Pazartesi sabahı saat yedide uyandım, işe hazırlanma zamanıydı. Saat sekizde şirketin yer altı otoparkına girdim ve ofisimin bulunduğu dokuzuncu kata çıktım. Cuma günü gelmiş ve diğer direktörlerden biriyle tanışmıştım, o da beni herkesle tanıştırmış ve ofisimi göstermişti. Chase Organizasyonu, 54 yaşındaki Marcus Chase tarafından yönetiliyordu ama bir hafta önce şirketi oğluna devretmişti. Dominic Chase ve kimse onun nasıl göründüğünü bilmiyordu.
Kimin için çalıştığımı bilmek istiyordum, bu yüzden Mel ve kızlar sosyal medyada onu aramama yardım ettiler ama hiçbir şey bulamadık. Dominic Chase, sosyal etkinliklere katılmıyordu, sadece çalışıyordu. Adı bazı iş anlaşmalarında geçiyordu ama hiç fotoğrafı yoktu. Bu beni rahatsız etmiyordu, ayrıca ben buraya çalışmak için geldim ve bunu yapacağım.
Asansörden çıktığımda asistanım Tatiana'yı gördüm. "Günaydın Bayan Sommers, aramıza hoş geldiniz. Size bir kahve getirdim," dedi.
"Günaydın Tatiana, teşekkür ederim. Neden benimle ofisime gelmiyorsun? Yardımcı olacağın konular hakkında konuşalım," dedim.
Ofisime geldikten sonra bir dakika etrafa bakındım. Burada gerçekten olduğuma inanmak zordu, bu yüzden alışmak için biraz zaman ayırdım. “Bayan Sommers, benimle konuşmak mı istiyorsunuz?”
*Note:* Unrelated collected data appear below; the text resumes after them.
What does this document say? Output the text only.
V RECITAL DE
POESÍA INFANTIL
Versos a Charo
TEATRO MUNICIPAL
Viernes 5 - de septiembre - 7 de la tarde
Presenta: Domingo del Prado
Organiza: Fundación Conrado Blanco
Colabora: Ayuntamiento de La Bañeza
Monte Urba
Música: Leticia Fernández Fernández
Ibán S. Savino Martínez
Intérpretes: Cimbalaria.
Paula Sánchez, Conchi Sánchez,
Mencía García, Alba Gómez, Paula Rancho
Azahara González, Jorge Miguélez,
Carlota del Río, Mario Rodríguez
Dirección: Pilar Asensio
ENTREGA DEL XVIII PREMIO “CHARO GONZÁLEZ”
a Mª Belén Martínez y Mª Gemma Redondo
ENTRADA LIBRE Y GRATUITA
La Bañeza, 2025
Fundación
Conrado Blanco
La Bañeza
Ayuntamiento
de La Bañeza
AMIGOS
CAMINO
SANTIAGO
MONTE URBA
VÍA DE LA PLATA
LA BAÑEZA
“Ah evet, özür dilerim, lütfen oturun.” O oturana kadar bekledim, sonra kendi sandalyeme oturdum.
“İlk olarak, lütfen bana Bayan Tia deyin, Sommers değil. Bana kahve getirmenize gerek yok, bunu kendim yapabilirim. Kabalık veya nezaketsizlik yapmıyorum. Ama sizin yapmanız gereken bir iş var ve sizden sadece yönetici, müdür veya CEO dışında kimse için ayak işlerini yapmanızı beklemiyorum.” Bana garip bir bakış attı.
“Vay, umm teşekkür ederim, sadece son, yani bizim son patronumuz hepimize kişisel işlerini yaptırıyordu.”
“Diğerlerine de söyleyebilirsiniz ki, sadece çalışıp üretken olmalarını istiyorum ve eminim hepimiz birlikte harika çalışacağız.”
“Ben de öyle düşünüyorum Bayan Tia. Haberleri duydunuz mu?”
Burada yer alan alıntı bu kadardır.